Accessibility links

UN Envoy Outlines Challenges Facing Afghanistan - 2002-10-31

Afghanistan continues to face challenges in maintaining security, preparing a new Constitution and upholding human rights, according to the U.N. secretary-general's special representative to Afghanistan, Lakhdar Brahimi.

Mr. Brahimi briefed the Security Council on major development in Afghanistan since last July.

He began his remarks by talking about the sporadic fighting, particularly in the North and South East of Afghanistan, which continues in the war-torn nation. Mr. Brahimi reiterated the need for the international community to support Afghanistan and to provide security while it trains a new national police and national army.

"The government does not yet have the means to deal in an effective manner with the underlying problems which are the cause of these threats to security," he said. "The government, with the support of the U-N can only address the symptoms, and like a fire-brigade, the government's and our interventions aim at putting out the local fires, rather than preventing their occurrence.

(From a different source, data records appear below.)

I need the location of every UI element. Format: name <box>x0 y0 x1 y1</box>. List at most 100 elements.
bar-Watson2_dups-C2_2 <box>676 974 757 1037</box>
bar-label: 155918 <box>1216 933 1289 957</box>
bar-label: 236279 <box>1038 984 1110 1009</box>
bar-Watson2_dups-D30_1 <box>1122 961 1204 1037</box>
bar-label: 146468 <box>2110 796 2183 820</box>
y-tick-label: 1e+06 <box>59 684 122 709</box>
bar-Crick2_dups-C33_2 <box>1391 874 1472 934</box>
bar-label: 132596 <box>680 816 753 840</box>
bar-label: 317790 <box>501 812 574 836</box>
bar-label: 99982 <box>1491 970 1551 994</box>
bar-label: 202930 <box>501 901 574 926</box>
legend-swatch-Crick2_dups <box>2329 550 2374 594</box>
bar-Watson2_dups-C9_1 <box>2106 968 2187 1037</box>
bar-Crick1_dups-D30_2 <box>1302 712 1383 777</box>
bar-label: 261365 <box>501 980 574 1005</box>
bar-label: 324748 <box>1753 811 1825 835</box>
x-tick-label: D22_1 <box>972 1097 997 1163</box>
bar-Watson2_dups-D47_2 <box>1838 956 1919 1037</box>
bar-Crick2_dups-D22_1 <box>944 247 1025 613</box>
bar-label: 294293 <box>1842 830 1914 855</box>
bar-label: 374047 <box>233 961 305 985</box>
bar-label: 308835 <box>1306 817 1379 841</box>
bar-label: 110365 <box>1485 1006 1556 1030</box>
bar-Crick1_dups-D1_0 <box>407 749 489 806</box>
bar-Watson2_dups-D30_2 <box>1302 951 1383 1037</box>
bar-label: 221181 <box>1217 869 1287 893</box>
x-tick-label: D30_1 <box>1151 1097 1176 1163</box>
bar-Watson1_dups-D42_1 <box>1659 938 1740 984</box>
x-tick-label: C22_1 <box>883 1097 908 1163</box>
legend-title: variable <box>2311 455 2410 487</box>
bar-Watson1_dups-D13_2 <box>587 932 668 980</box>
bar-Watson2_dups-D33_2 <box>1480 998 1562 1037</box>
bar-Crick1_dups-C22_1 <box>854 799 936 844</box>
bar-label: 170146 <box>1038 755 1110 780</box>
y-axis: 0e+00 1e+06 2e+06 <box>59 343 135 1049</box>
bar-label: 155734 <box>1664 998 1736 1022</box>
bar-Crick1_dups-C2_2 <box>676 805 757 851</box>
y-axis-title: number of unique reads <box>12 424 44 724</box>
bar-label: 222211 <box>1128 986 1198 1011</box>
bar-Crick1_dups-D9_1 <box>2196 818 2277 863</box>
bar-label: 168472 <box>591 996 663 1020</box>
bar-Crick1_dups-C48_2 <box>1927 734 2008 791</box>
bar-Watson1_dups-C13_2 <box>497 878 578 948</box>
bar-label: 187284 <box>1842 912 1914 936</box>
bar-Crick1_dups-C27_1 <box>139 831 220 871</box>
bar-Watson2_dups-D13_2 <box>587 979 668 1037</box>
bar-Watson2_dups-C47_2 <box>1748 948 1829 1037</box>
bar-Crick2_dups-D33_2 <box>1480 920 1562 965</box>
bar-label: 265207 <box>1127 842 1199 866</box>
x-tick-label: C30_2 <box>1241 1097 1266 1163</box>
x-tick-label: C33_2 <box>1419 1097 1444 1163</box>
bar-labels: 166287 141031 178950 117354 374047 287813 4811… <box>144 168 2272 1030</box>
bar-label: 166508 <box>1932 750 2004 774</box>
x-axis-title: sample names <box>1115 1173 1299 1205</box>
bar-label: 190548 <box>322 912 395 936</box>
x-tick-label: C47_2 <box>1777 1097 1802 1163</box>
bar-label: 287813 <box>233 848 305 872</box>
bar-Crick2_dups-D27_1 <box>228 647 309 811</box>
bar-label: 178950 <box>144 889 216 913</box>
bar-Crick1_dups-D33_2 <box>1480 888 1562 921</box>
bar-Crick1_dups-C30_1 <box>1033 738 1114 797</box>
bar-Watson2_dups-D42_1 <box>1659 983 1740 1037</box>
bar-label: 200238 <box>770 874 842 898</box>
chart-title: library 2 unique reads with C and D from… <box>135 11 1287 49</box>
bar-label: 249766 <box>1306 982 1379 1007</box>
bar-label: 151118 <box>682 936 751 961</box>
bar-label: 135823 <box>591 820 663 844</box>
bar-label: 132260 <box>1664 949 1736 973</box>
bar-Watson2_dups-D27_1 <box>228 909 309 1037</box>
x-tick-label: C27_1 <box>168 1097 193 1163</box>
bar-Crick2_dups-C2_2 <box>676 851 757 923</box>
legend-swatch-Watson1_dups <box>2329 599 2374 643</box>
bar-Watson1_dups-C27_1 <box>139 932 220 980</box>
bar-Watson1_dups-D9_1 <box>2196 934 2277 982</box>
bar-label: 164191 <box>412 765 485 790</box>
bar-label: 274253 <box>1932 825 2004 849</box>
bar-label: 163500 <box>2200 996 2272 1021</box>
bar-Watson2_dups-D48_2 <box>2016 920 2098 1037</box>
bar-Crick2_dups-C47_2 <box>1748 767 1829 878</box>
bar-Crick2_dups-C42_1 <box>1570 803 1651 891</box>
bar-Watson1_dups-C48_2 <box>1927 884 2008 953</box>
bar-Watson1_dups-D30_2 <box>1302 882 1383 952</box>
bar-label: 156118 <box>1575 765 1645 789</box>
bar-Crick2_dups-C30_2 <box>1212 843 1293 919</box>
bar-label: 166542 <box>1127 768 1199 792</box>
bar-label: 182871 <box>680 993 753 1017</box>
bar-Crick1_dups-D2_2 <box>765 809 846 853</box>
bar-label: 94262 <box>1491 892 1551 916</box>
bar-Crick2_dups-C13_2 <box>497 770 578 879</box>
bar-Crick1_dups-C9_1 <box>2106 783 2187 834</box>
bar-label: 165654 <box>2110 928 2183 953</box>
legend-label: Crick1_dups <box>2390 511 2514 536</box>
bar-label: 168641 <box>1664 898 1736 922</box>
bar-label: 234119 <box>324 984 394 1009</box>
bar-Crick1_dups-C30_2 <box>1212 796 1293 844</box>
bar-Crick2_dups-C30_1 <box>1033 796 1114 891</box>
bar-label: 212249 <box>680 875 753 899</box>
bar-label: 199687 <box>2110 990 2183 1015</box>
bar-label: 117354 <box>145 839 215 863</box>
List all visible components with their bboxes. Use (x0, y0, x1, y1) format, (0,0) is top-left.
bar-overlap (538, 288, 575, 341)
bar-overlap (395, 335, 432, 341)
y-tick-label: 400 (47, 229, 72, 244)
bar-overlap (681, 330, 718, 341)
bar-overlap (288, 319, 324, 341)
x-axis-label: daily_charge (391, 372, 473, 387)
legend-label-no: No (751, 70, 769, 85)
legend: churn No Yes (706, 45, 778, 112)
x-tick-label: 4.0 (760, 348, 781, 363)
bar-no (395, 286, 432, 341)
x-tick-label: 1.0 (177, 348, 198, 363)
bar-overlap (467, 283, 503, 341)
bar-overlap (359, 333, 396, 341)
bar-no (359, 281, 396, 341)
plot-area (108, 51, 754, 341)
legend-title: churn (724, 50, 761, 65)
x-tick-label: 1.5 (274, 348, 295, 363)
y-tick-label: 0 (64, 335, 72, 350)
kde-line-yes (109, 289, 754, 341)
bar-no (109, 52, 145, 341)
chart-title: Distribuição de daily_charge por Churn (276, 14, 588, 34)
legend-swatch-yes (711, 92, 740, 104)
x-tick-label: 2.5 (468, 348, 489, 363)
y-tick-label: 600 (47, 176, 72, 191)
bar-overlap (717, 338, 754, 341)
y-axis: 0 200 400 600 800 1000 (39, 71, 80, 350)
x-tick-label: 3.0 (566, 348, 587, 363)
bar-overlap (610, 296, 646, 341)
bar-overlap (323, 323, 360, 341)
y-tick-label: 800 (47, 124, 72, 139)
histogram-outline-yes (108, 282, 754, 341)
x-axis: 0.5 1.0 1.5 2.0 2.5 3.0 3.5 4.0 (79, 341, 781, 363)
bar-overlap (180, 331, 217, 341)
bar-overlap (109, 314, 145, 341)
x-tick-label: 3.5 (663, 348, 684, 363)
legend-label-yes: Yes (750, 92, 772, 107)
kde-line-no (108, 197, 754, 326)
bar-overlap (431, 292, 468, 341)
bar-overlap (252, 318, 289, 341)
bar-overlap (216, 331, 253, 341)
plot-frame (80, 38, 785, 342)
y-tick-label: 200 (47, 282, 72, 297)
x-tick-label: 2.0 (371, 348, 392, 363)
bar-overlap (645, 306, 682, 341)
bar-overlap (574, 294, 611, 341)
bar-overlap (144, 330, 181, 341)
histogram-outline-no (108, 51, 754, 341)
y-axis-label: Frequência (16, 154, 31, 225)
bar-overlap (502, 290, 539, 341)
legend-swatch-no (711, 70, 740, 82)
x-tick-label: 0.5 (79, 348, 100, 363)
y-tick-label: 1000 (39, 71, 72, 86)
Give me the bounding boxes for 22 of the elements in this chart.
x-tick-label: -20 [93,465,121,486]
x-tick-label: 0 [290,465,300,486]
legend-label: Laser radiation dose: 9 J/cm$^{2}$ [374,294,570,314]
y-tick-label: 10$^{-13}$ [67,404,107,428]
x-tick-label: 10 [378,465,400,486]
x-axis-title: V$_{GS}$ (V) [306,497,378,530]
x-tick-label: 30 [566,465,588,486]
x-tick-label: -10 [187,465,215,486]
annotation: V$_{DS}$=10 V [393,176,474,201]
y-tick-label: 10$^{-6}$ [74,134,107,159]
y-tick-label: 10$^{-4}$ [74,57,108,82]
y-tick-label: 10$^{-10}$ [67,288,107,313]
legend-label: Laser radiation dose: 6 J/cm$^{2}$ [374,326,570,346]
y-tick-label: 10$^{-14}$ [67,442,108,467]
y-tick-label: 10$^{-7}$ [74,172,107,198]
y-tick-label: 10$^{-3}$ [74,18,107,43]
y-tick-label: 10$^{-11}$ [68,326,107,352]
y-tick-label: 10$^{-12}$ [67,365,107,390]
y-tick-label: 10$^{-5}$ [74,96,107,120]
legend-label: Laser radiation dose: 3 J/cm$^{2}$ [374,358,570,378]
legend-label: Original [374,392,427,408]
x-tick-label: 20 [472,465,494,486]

As frequently reported, much of the fighting involves factional leaders. But in his report, Mr. Brahimi said that clashes have also resulted in the loss of life of civilians in many parts of Afghanistan, including the capital, Kabul.

Despite gradual progress, Mr. Brahimi says that more needs to be done to uphold human rights in Afghanistan. Many ethnic Pashtuns, who have suffered abuses including harassment and intimidation in Northern Afghanistan, are still unable to return after fleeing their villages.

The situation remains grave for women as well. Women in many parts of Afghanistan are continually subject to forced marriages and local authorities often fail to intervene in cases of domestic violence.

However, progress has been made for women since the the fall of the Taleban that followed the U.S. led military campaign. Mr. Brahimi says he remains "somewhat" optimistic about the future of Afghanistan.

"Considering where it was a year ago, Afghanistan has made remarkable progress," he said. "But considering where it needs to go, Afghanistan needs continued commitment from its leaders to work together, to achieve genuine reconciliation, and as I said earlier, to accept and strengthen the idea that Afghanistan belongs to all its citizens."

Although the country's constitution is not expected to be drafted until the end of next year, Mr. Brahimi says the international community is anticipating the creation of a new Judicial Commission, which is expected to be formally announced later this week.